Actually, it's much more complicated than that, and the wonderful thing about Monster is that we both can't sort everything out and don't feel like we have to. We're prepared to live with Aileen's contradictions, which take us to a deep, dark place where killing someone in cold blood seems like an act of survival. Jenkins has shaped the murders into an obstacle course of moral reckoning, each one harder to justify than the one before. Finally, a kindly old man who only picked her up because he thought she needed help begs for his life, handing over his wallet and the keys to his car. What happens next seems so wrong, so unjust, yet so necessary, so inevitable, that we know we're experiencing a great work of art.
Although this is her first feature film, Jenkins shows an uncanny feel for the highways and byways of America the Not-So-Beautiful. The dialogue's so plain and earthy as to suggest she hung out in biker bars, transcribing every syllable.

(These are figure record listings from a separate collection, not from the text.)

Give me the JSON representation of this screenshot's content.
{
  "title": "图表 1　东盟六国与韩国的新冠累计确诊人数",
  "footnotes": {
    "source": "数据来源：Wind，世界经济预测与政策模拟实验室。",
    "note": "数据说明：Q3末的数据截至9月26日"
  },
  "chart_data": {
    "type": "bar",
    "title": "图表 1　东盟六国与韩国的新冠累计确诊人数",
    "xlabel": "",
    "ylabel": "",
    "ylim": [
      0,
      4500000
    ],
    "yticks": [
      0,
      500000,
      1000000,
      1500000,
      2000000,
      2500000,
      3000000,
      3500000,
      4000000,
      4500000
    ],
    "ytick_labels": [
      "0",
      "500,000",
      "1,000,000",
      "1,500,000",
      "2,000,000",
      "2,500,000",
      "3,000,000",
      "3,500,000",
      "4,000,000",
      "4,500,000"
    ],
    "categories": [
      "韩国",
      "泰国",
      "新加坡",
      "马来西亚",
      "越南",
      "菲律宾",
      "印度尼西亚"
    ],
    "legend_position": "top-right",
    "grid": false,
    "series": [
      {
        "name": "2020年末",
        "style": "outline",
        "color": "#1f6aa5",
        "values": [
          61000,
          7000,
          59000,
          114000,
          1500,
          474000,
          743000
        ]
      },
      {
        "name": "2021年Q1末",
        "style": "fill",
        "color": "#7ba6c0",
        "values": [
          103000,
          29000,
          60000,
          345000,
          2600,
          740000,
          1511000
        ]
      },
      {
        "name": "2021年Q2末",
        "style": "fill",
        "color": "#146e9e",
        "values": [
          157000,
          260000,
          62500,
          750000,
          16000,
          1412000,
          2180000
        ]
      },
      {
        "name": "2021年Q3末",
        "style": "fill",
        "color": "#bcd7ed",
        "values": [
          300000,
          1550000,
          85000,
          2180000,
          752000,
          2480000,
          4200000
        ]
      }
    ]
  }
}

And the acting's so pitch-perfect, right down to the tiniest role, that you realize Jenkins knows, in her bones, where Aileen was coming from. Only Ricci's Selby, at first glance, seems a little off -- too fine-featured and delicate to fall for a Mack truck like Aileen. But such match-ups do happen sometimes, and Ricci and Theron's initial scene together is a master class in the push/pull of budding romance, Ricci pulling ever so gently until Theron erupts, spewing the contents of her spleen.
Who knew that Theron had such fierceness in her? She's been effective before, usually as the wife or the girlfriend. But Monster suggests that she has hidden depths of sadness and madness to draw on. It's tempting to point to the fact that her own mother shot and killed her father in self-defense while the 15-year-old Theron looked on. But who cares where the depths came from? The important thing is that Theron has used her own pain and suffering to probe the depths of a woman who'd been dismissed as a psycho bitch, a monster. When I first read that Theron had gained 30 pounds, shaved her eyebrows, discolored her teeth and endured the daily ministrations of makeup artist Toni G., I thought, "Why not just hire a different actress?" Now I know.